Of course, you wouldn’t want Jo Brand any other way. She talked about giving up the violin when her teacher forced her to play in front of pupils at the grammar school she attended.  She was only in her first year and in Jo’s words: ‘I had the piss taken out of me.’ Goodbye violin.

She mentioned her flirtation with the organ (church organ, that is), confirmed her liking of comedians Lee Mack, Greg Davies and French and Saunders – and described her short affair with rallying which ended in Wales when she was within inches of descending down a precipice, taking the car and probably her life with it.

There was also an insight into how she deals with those who make fun of her weight – ‘writing better jokes than the hecklers’.  It’s probably when Jo and Tom bonded the most with Tom revealing how he had received a message on social media from someone asking how they would be able to tell the two of them apart on stage. Appalling. Vile. But Tom seemed to bat it away as easily as a full toss delivered by a Sunday league cricketer.

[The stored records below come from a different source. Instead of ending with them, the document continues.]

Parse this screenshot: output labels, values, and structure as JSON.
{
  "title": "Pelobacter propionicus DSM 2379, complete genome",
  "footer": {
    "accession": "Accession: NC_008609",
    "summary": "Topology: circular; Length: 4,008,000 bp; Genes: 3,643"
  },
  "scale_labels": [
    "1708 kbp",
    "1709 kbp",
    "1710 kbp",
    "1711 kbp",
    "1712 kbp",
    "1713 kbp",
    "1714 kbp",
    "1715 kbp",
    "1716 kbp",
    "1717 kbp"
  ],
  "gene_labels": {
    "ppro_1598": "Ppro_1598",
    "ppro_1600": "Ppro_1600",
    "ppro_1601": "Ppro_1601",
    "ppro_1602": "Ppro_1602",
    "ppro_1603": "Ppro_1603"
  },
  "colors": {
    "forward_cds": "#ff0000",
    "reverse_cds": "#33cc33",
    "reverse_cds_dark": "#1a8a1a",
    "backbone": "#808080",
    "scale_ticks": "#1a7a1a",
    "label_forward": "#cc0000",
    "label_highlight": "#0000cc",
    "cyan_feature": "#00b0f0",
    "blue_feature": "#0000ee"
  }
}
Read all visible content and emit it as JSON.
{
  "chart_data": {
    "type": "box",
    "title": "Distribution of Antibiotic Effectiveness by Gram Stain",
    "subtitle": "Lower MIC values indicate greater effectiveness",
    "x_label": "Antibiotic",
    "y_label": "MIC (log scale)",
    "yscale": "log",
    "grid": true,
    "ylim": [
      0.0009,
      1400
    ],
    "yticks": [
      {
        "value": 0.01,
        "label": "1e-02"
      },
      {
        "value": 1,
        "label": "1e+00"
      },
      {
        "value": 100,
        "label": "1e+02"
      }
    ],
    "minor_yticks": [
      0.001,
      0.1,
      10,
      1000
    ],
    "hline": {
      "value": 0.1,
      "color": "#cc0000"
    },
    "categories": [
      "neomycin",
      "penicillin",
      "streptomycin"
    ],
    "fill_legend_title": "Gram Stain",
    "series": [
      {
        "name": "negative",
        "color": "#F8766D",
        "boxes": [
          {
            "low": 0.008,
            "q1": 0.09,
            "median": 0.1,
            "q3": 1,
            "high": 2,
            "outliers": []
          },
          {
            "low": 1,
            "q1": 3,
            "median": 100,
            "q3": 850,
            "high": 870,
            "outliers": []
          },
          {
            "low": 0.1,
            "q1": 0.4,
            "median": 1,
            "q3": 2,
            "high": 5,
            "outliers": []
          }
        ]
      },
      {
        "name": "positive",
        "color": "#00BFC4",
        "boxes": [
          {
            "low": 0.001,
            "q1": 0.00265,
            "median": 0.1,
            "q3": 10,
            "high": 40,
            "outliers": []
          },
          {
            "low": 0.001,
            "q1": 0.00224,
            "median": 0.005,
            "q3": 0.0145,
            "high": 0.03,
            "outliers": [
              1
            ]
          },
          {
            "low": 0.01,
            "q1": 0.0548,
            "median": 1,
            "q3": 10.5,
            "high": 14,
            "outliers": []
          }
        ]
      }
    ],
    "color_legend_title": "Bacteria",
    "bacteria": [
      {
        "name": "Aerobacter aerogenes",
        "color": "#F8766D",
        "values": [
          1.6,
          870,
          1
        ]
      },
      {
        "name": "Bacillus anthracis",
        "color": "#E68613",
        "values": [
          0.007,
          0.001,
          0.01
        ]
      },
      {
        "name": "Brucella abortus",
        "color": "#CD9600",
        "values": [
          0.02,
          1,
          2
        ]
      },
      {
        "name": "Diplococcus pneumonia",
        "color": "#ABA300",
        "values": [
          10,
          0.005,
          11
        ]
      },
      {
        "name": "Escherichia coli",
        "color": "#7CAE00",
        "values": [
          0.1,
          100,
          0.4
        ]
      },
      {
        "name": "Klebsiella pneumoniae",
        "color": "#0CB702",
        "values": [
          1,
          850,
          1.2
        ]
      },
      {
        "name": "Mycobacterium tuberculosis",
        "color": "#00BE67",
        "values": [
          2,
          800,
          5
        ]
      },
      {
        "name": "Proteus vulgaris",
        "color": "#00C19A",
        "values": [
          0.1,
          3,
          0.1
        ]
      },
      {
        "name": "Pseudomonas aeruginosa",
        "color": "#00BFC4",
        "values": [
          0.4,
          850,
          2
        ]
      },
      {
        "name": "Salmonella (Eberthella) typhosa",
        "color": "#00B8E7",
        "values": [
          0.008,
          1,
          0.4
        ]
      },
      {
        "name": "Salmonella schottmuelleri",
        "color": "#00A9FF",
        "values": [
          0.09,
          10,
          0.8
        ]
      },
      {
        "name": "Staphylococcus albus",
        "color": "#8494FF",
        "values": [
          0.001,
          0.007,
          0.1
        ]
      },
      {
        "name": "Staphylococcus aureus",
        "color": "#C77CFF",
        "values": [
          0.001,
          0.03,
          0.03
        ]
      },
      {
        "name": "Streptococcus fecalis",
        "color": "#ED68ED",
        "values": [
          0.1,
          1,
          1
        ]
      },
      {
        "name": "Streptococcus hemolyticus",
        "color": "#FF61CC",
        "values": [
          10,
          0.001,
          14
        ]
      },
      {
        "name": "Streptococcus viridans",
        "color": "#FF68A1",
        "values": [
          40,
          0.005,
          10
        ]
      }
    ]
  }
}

Jo also talked about her time as a psychiatric nurse – and her work in championing greater mental health awareness. She has received honorary doctorates galore as a result. ‘I want to help people,’ she said. The sensitive side of an individual whose bark is louder than her stage bite.

Her choice of music had a miserable theme – ‘I like a miserable song,’ she confessed. Yet Tom and his band did her choices proud: Nick Cave’s People Ain’t No Good (‘that was brilliant,’ exclaimed Jo); Paul Robeson’s Gloomy Sunday; Amy Winehouse’s Back To Black (with vocals provided by Jo’s talented daughter Maisie Bourke) and Tom Odell’s painfully tender Another Love.

Just to lift the mood, the Isley Brothers’ This Old Heart Of Mine was her final choice although reading between the lines Jo would have been happier with a miserable Kate Bush song. Tom persuaded her otherwise.

With Tom bookending the show with a lively Let The Good Times Roll,  I Wish (Jools Holland) and a tender Hey Laura (Gregory Porter) – and a bit of Boogie-Woogie at the end – this  was a fun night.

Trumpeter Jack Tinker, saxophonist Henry Greene, Roger Inniss (bass) Oliver Mason (guitar) and Luke Tomlinson on drums all played their part in making it a great night of entertainment. Two fingers and more to omicron.

With Tom Seals Presents having already enjoyed a successful run on Sky TV (with guests including David Coulthard, Russell Watson and Kenny Dalglish), it seems that Tom has found a formula that works.

One that embraces his musical talent, big personality and obvious joie de vivre. Witty, cheeky, clever and (me thinks) incredibly ambitious. And to think he’s still in his 20s.  Mainstream television beckons.

‘I’m really excited to see where this goes and I’m not stopping until I’ve delivered “Tom Seals Presents: Billy Joel”, ‘ he said afterwards. I wouldn’t bet against it.